McGraw-Hill Construction launched the Dodge Momentum Index, a 12-month leading indicator of construction spending for nonresidential building. Based on a 91 percent correlation between construction planning reports, as reported by Dodge, and the Commerce Department’s Put-in-Place spending over the past 10 years, the index is an early and accurate leading indicator of future construction spending. It will prove useful to building-product manufacturers, AEC firms, construction industry professionals, economists and Wall Street analysts. The index will be issued monthly.

The predictive accuracy of the index is derived from the source of data that feeds it: the proprietary Dodge database of first-issued construction planning reports. Dodge is the sole private provider of construction starts and project data analysis to the U.S. Census Bureau, supporting the federal government’s monthly estimate of construction spending, a key input for the nation’s Gross Domestic Product (GDP). One-third of projects in the Dodge database are in the planning stage-the projects that feed the new Dodge Momentum Index.

“The strength of the new Dodge Momentum Index is that it’s based on proprietary planning data from Dodge’s national network of reporters. These are individual, real-life projects, many of which will become construction starts down the road and generate construction spending dollars,” said Kate Cassino, vice president of product development for McGraw-Hill Construction. “We have the benefit of using our world-renowned Dodge project information to create a highly accurate index, rather than relying on survey-based data.”

In designing the new Dodge Momentum Index, McGraw-Hill examined more than a decade of monthly planning data (from January 2002 to February 2012) that produced an exceptionally strong correlation of 91 percent with the Commerce Department’s nonresidential building construction put in place spending. Importantly, the analysis shows that changes in the Dodge nonresidential new planning data leads changes in Commerce spending put in place by twelve months.

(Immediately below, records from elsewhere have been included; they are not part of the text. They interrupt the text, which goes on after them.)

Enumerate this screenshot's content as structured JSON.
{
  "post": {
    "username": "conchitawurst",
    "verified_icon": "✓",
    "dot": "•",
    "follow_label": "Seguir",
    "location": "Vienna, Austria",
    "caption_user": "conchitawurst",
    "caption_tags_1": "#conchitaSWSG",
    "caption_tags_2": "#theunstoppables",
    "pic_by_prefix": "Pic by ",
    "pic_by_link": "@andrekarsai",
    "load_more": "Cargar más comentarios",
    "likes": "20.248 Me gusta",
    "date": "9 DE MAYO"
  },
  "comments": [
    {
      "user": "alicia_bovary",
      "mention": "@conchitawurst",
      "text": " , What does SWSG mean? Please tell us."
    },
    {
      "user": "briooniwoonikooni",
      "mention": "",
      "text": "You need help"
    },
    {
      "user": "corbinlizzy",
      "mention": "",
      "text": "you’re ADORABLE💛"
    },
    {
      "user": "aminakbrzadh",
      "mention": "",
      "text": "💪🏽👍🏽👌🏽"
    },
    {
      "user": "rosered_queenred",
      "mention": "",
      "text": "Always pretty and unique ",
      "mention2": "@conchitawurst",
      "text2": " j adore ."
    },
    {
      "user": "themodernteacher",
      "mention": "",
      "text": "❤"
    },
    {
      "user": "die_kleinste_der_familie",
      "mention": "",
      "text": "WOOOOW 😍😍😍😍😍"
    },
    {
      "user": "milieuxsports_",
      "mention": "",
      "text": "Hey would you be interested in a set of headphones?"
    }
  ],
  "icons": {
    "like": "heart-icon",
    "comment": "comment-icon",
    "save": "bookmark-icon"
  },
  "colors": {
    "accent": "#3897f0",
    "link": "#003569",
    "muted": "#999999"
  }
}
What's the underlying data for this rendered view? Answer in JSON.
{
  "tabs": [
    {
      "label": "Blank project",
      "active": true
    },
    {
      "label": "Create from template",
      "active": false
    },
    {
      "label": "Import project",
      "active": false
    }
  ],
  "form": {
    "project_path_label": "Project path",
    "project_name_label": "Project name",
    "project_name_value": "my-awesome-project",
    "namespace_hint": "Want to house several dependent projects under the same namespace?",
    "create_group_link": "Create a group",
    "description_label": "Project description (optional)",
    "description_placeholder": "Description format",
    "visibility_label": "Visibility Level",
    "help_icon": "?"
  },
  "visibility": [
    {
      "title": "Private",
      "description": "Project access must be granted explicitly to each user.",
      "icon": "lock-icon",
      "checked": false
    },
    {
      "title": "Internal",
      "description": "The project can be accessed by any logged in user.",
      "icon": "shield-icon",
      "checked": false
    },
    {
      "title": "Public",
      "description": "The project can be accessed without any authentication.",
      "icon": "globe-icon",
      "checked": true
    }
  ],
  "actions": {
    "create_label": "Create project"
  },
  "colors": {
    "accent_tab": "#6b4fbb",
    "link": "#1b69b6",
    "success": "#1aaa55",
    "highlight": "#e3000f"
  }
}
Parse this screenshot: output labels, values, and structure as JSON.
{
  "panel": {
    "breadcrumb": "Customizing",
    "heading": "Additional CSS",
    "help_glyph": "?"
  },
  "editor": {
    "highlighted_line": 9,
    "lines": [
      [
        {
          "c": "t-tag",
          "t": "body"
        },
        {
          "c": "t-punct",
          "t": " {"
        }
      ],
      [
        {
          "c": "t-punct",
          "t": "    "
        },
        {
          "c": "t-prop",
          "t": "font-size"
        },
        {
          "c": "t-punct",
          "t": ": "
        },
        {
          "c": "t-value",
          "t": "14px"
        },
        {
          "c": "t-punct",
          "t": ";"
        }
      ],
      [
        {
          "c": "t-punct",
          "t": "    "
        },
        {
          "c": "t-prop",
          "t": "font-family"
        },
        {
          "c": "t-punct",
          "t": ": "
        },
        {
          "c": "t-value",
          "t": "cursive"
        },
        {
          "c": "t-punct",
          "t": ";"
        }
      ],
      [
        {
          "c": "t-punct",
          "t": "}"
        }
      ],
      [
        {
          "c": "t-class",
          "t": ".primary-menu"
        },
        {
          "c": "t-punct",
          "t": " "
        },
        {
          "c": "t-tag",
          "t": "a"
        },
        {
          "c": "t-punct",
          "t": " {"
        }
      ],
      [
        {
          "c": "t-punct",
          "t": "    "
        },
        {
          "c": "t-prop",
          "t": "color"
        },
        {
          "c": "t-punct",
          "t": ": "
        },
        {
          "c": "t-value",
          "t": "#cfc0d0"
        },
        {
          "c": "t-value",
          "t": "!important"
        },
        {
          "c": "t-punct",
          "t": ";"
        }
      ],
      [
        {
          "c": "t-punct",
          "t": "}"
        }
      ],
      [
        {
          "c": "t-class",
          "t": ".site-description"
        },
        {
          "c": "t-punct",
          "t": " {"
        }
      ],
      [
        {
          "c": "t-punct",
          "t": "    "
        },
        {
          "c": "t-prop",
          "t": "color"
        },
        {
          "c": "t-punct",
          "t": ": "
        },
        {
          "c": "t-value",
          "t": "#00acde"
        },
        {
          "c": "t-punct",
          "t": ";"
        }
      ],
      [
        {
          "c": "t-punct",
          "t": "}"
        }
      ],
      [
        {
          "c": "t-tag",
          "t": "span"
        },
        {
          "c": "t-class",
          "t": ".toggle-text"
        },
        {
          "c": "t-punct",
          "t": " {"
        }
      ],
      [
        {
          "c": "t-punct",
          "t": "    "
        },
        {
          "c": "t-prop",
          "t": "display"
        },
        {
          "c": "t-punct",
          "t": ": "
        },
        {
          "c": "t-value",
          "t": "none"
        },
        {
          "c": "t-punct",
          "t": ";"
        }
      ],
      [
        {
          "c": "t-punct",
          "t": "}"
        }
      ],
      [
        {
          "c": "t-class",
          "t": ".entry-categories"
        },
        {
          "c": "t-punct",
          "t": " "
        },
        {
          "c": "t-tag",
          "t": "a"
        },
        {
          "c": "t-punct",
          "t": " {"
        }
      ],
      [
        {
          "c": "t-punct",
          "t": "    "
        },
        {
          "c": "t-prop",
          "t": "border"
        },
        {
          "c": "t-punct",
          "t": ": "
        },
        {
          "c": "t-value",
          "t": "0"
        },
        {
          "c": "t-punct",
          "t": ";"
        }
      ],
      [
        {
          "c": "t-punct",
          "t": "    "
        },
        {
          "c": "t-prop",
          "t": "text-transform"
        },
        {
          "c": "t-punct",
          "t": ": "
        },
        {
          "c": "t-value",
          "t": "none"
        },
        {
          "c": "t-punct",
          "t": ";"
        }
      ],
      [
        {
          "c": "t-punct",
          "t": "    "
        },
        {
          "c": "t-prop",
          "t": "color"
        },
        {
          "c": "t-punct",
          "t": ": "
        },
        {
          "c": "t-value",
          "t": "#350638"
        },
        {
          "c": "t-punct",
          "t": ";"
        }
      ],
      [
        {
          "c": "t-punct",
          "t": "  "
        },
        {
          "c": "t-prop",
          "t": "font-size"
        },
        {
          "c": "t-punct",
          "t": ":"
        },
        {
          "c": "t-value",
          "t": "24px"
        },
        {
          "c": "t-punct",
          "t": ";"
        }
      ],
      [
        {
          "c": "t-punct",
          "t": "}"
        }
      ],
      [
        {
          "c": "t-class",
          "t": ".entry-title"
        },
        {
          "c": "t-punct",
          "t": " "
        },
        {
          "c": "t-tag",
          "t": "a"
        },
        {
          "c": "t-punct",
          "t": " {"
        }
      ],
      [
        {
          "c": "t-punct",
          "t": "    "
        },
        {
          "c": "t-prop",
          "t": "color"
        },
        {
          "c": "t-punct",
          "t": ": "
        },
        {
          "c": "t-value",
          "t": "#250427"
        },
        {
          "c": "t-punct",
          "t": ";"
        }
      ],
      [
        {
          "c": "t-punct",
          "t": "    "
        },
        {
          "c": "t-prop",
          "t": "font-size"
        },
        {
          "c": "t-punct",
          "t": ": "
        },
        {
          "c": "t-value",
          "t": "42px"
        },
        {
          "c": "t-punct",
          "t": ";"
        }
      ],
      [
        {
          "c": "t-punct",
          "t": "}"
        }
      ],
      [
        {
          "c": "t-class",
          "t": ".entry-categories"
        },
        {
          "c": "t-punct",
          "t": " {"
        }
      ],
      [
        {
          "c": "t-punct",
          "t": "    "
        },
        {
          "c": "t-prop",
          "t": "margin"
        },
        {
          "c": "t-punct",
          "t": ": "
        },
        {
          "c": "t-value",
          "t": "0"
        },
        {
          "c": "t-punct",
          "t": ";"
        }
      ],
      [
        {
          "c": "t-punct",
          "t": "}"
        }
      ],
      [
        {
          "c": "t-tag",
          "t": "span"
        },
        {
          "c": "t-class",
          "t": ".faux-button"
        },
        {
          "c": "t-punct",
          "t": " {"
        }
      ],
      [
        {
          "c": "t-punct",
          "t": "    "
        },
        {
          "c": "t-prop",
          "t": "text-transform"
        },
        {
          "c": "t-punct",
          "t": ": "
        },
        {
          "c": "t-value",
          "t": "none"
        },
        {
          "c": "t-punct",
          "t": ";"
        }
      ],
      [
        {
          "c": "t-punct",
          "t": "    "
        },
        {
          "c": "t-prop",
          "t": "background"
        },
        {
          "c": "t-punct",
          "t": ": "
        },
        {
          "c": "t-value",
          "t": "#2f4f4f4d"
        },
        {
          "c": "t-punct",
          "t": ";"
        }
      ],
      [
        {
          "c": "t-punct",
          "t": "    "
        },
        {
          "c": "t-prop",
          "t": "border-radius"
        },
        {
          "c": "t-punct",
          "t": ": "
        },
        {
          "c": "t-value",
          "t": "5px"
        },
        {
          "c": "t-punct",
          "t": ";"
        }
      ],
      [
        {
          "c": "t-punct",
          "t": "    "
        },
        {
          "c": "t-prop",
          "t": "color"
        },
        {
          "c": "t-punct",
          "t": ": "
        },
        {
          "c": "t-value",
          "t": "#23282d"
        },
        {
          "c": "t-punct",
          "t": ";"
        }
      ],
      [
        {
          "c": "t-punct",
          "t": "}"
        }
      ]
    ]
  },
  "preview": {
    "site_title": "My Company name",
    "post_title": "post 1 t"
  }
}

Since reaching bottom in July 2011 at a level of 77.1 (2000=100), the index has trended up in all but two months. In April 2012, the Dodge Momentum Index climbed 1.0 points from the previous month to reach a level of 94.7. According to Robert Murray, vice president of economic affairs for McGraw-Hill Construction, “The relatively steady movement upward since the middle of last year suggests that construction spending put in place for nonresidential buildings should begin to move in a more consistently positive direction during the second half of 2012. This is good news for an industry that has been strongly hit by declines since the 2009 recession.”